Brushless motors will also offer more power when needed. They can sense when to ease up on the power or deliver more. 

Battery Life 

Brushless motors are far more efficient than brushed motors. There is a significant impact on battery life since the motor is operating more efficiently.

When converting electricity into power, brushless motors are far more efficient. More of the total power used by the motor is being turned into rotational force and less is being lost as heat. Brushed tools feature carbon brushes which are in constant friction. This causes inefficiencies within the motor and energy is lost as heat. 

In general, a brushless motor is 85% to 95% efficient whereas a brushed motor is around 75% to 80% efficient.
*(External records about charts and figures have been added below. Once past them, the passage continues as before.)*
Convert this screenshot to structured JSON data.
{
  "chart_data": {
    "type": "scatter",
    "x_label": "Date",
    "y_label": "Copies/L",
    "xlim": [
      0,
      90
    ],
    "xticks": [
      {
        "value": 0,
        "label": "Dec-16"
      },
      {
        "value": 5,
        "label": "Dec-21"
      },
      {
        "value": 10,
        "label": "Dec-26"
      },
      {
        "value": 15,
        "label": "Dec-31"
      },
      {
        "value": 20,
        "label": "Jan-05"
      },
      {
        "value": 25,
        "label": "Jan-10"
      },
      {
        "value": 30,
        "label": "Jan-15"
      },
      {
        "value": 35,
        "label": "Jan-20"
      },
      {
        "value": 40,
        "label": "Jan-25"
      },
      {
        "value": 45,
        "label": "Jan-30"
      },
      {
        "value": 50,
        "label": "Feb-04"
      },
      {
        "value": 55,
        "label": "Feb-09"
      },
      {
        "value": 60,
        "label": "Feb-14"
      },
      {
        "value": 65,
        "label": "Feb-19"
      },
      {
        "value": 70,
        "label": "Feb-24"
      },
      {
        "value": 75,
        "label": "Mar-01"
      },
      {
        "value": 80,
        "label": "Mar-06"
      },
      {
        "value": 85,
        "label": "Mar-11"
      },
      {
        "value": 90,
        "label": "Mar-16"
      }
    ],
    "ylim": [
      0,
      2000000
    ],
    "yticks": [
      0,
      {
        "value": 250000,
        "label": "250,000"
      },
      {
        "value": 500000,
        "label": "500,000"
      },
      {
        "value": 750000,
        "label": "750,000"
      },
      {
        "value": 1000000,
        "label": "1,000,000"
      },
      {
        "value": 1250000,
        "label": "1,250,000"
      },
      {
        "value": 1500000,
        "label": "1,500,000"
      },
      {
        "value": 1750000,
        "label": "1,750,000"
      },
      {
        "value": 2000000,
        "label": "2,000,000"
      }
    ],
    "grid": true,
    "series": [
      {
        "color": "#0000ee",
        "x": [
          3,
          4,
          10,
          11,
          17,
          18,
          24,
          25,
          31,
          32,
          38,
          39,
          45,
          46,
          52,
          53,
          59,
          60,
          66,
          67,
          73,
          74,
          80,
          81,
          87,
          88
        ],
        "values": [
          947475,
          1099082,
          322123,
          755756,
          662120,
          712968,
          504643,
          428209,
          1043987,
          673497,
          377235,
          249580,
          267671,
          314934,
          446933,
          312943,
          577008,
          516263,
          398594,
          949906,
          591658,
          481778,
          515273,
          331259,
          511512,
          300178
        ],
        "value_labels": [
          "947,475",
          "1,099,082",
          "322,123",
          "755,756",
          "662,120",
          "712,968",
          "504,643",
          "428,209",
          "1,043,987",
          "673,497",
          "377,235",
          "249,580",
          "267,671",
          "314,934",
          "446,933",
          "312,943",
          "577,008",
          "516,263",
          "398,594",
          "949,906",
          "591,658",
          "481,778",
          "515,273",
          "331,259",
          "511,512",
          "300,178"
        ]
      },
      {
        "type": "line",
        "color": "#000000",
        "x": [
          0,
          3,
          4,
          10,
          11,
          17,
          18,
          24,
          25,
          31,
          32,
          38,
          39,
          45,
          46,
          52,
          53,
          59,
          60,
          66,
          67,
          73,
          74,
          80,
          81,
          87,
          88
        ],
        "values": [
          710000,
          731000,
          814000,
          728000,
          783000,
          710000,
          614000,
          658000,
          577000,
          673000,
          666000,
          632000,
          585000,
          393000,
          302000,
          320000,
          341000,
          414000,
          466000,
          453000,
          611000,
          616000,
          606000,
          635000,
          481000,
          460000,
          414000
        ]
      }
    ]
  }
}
A brushless motor only spends energy where necessary as it can ‘sense’ how much energy is needed. With the combination of this, a brushless motor can do twice the amount of work with the same battery. The below video demonstrates this with two otherwise identical tools: 

Maintenance & Tool Life 

Maintenance can be a significant factor when considering larger machinery. The lifespan of a brushed motor is limited by the brush type. Normally their lifetime is between 1,000 to 3,000 hours.

This is due to the brush of the motor wearing out and needing to be replaced. It is possible to maintain brushes within the motor to prolong its life. This involves regularly servicing and cleaning the brushes. 

Brushless motors can attain tens of thousands of hours of run time and do not require maintenance. Since there are no brushes to wear and there is little to no friction, the lifetime of the machine is far greater. 

‘Smartness’ 

Brushed motors always operate as fast as possible whilst in use. This means that there is no thought process or intelligence contributed to the task at hand. 

For example, if a screw was being drilled into a wooden block there would be one power setting: as fast as possible. 

By contrast a brushless motor has a computer which adjusts according to the task at hand. For example, if the tool detects a lack of resistance, power consumption would be reduced. If the user was drilling into concrete, more torque would be given and more power consumed. This improves battery life but also reduces wear and tear on the machine. 

Summary 

In our view brushless tools are absolutely worth the additional expense compared to brushed. Although you may end up spending 50% more on the original tool, it will last far longer, cost you less to run and maintain and deliver much higher quality results.